Opzione di trattamento: Hemorrhoids

Revisione medica

Marina Burgos

Ultimo aggiornamento 22/12/2025

Questa pagina fornisce informazioni generali e di riferimento tratte da fonti mediche ufficiali. Non sostituisce il parere medico professionale, la diagnosi o il trattamento. Per decisioni riguardanti la vostra salute, consultate un operatore sanitario qualificato.

Panoramica su Calendula

Scheda Informativa Rapida

Proprietà Descrizione
Principio Attivo Calendulae Officinalis Flores (Fiori di Calendula)
Classe Farmacologica Fitopreparazione, Medicina a base di erbe
Forme Disponibili Tintura, Unguento, Infuso, Estratto fluido
Uso Comune Applicazione topica a supporto della salute minore di pelle e mucose
Origine Botanica (Non-sintetica, derivata da Calendula officinalis)

1. Identità e Origine: Definizione della Calendula

La Calendula è definita come una fitopreparazione specializzata ottenuta dai fiori, interi o frammentati, della pianta di Tagete, scientificamente nota come Calendulae Officinalis Flores. È riconosciuta dalle autorità regolatorie, quale un prodotto medicinale erboristico tradizionale. La sua identità è ancorata alla sua definitiva origine botanica, classificandola come un agente di derivazione vegetale e non-sintetico, il cui utilizzo è fondato su documentate applicazioni. La colorazione peculiare del fiore è attribuibile all'alta concentrazione di specifici Carotenoidi al suo interno.
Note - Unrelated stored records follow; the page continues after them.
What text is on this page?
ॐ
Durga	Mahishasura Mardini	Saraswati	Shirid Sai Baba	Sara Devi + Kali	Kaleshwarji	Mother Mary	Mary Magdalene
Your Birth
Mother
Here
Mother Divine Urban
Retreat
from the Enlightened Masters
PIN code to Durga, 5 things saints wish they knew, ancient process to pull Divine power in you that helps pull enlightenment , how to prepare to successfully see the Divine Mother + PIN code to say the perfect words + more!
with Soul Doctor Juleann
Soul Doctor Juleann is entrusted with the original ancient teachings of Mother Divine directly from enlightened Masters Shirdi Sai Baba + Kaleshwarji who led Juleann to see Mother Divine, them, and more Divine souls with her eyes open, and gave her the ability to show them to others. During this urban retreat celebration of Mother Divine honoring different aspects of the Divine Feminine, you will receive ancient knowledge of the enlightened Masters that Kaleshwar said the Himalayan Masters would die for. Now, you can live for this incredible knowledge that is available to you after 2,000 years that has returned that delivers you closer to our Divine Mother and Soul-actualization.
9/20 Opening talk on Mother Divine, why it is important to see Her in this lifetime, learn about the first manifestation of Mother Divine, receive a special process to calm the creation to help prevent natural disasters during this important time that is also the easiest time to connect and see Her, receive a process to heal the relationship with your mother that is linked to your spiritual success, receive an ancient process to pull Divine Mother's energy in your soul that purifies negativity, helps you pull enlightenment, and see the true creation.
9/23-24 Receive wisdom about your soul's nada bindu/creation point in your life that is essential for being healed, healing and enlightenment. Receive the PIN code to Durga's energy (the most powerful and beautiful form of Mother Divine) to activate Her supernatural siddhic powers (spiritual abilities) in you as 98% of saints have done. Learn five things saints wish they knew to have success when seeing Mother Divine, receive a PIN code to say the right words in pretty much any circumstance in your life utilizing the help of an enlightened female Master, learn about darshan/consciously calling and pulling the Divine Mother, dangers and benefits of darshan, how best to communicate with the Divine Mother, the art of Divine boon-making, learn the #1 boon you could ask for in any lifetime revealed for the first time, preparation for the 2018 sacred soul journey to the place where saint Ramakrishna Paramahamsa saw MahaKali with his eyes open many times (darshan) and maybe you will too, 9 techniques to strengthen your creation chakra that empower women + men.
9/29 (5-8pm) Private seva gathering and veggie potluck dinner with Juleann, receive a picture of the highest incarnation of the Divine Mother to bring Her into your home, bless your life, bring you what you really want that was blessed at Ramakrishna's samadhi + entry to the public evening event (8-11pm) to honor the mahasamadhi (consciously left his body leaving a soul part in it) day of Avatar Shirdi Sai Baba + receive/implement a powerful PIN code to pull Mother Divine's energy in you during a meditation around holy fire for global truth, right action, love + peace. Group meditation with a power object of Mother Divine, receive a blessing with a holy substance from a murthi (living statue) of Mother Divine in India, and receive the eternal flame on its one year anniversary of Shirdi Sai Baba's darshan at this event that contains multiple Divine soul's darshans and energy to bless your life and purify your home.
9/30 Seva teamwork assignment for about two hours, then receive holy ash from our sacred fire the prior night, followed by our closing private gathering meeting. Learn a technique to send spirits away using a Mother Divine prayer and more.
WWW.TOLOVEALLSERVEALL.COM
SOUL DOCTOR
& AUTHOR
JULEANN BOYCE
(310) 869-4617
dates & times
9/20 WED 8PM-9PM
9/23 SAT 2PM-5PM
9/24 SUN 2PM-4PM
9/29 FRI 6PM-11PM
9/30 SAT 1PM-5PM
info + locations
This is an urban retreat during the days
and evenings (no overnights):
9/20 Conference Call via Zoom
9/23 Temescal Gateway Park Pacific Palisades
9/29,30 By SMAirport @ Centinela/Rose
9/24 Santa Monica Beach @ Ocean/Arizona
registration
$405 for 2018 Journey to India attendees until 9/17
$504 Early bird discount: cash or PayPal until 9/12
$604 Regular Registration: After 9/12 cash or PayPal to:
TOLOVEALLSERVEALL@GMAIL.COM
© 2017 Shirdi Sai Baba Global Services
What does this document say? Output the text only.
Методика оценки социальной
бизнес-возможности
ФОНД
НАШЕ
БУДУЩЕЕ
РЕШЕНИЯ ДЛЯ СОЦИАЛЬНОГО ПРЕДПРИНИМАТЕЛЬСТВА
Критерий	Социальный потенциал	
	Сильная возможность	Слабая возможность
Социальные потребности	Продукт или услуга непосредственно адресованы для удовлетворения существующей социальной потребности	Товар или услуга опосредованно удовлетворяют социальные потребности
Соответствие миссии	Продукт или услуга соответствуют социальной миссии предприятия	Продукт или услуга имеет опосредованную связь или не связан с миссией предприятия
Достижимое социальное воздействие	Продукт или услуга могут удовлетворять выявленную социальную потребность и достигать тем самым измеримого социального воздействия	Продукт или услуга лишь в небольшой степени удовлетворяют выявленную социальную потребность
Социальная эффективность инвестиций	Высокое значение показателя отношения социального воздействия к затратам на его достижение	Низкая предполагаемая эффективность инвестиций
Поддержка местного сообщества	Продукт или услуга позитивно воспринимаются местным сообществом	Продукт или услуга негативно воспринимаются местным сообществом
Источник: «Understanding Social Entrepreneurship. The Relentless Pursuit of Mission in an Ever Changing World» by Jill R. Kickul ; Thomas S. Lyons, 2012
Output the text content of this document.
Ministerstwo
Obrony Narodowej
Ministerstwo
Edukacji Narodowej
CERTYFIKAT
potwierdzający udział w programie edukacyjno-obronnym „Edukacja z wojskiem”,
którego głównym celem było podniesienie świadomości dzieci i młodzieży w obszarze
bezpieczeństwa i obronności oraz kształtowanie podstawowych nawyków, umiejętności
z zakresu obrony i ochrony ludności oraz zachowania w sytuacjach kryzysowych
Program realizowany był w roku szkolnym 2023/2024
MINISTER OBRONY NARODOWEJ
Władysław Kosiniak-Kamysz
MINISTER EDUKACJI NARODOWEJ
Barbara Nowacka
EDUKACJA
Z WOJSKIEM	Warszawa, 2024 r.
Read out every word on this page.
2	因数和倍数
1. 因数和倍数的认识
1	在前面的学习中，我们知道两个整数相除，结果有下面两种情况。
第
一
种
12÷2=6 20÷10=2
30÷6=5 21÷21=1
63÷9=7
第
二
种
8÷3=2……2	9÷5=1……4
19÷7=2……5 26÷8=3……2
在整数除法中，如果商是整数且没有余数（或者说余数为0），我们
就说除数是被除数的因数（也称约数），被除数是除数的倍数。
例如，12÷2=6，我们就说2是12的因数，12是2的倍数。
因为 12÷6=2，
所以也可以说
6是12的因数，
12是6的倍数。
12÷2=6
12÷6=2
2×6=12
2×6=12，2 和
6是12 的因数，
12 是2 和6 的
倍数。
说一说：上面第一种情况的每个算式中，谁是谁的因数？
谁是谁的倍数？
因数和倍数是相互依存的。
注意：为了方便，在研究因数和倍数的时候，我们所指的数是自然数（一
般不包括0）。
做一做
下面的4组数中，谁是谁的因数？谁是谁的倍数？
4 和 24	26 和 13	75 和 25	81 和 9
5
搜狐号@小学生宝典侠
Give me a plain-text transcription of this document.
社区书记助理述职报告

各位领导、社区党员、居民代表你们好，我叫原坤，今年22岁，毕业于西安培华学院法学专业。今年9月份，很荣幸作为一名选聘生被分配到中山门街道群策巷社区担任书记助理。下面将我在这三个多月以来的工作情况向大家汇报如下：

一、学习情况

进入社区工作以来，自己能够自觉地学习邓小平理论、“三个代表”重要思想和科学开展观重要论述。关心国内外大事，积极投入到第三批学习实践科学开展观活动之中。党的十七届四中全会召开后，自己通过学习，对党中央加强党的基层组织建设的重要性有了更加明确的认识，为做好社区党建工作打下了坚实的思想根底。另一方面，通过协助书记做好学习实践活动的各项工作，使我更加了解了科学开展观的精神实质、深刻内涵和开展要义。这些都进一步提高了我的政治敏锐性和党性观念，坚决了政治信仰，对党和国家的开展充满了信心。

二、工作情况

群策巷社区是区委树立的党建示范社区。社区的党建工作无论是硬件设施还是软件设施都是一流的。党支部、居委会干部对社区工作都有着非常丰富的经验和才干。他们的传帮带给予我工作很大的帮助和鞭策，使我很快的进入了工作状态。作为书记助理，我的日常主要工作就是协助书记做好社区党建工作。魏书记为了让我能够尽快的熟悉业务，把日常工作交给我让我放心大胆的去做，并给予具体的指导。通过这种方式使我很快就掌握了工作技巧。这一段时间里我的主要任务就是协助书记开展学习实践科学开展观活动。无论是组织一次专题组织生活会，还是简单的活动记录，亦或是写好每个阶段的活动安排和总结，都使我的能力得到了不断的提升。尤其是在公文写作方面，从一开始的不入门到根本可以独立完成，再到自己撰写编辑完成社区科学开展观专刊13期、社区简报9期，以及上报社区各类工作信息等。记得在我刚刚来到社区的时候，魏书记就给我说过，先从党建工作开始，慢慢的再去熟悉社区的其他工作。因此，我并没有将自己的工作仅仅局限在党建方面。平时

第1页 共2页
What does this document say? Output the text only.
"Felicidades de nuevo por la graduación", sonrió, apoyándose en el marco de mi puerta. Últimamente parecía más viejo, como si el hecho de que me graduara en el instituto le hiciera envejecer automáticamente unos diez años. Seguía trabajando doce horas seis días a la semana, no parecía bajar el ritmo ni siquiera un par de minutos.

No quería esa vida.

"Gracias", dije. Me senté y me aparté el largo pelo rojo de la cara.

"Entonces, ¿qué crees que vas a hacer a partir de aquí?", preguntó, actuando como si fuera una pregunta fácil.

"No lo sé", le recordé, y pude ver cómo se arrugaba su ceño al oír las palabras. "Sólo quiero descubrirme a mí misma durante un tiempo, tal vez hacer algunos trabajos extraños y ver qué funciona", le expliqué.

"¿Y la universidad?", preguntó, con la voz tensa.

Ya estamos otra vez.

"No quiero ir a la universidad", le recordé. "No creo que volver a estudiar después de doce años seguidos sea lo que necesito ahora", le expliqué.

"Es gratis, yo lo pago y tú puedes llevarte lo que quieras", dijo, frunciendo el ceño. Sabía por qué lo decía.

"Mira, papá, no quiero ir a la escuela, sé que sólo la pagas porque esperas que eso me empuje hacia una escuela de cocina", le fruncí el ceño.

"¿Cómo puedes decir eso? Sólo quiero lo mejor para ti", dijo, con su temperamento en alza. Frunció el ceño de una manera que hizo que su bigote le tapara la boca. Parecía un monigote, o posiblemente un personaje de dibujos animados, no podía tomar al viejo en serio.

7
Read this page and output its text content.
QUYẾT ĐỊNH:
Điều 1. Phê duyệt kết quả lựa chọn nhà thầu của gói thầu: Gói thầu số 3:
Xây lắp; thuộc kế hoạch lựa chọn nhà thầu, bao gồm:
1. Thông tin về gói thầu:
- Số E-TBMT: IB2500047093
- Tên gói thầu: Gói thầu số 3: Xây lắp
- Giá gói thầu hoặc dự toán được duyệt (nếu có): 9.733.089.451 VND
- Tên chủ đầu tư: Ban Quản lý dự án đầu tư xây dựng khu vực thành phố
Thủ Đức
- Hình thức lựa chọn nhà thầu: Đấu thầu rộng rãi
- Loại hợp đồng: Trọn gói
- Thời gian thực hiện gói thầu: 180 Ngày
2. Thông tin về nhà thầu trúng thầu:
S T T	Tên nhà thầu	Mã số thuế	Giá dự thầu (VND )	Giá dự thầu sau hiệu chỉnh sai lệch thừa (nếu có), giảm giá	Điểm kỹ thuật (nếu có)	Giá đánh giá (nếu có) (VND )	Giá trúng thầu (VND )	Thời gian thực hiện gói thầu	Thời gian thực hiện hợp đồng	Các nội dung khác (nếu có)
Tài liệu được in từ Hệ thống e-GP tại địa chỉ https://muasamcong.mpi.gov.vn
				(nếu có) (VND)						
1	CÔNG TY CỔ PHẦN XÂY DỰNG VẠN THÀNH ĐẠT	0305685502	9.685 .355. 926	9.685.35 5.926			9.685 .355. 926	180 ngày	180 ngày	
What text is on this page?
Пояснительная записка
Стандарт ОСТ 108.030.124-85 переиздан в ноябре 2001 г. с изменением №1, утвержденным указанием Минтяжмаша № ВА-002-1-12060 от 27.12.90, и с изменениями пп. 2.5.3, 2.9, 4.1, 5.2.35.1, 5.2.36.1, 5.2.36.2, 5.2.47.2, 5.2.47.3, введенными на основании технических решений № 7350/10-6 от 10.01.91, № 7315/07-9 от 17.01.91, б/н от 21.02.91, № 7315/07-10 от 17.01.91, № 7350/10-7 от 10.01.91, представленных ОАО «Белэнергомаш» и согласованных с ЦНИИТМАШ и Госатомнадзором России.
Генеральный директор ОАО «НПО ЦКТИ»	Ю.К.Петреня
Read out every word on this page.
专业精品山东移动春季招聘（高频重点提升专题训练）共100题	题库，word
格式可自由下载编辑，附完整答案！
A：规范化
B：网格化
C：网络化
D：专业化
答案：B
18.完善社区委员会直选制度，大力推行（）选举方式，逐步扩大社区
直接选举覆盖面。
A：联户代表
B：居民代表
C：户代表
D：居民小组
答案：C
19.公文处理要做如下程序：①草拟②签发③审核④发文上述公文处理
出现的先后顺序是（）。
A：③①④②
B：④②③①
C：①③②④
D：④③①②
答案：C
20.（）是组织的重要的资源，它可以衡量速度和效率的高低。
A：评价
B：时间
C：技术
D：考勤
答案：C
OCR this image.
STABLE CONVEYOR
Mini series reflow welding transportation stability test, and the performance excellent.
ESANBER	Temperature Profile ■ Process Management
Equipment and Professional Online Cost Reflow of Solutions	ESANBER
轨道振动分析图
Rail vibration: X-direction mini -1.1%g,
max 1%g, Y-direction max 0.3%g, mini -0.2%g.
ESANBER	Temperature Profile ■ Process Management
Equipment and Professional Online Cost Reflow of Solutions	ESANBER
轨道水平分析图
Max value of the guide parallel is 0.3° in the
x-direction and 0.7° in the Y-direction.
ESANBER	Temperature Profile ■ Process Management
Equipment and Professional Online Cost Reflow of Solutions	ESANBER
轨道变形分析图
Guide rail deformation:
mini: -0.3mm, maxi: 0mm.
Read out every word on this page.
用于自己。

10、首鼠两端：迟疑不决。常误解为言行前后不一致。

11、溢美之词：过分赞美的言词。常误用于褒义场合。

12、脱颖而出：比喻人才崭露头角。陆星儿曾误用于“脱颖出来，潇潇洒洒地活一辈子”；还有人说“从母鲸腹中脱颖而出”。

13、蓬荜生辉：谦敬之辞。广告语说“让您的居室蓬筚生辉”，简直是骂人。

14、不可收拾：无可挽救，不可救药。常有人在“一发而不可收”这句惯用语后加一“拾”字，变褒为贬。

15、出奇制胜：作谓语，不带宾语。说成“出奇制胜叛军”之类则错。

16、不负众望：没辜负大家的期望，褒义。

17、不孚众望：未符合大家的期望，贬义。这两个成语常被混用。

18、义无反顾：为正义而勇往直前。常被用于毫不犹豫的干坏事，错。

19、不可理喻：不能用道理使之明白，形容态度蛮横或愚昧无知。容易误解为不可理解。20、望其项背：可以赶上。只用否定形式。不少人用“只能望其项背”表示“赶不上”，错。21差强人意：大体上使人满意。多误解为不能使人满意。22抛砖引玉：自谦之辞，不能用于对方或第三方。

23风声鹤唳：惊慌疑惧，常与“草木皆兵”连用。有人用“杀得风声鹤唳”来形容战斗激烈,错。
2. Base Composizionale e Forme Comuni

L'azione generale della preparazione è determinata da un complesso profilo di principi attivi, che includono primariamente diverse Saponine Triterpeniche e Flavonoidi, oltre ad altri costituenti. La proprietà antinfiammatoria è riconosciuta clinicamente ed è ampiamente guidata da specifici triterpenoidi, come i monoesteri del faradiolo. Questi costituenti vengono estratti e preparati in comuni forme di dosaggio, in particolare come tintura (a base alcolica), unguento (a base lipofila) o infuso (acquoso). Tali forme sono destinate esclusivamente alla via di somministrazione topica o mucosa.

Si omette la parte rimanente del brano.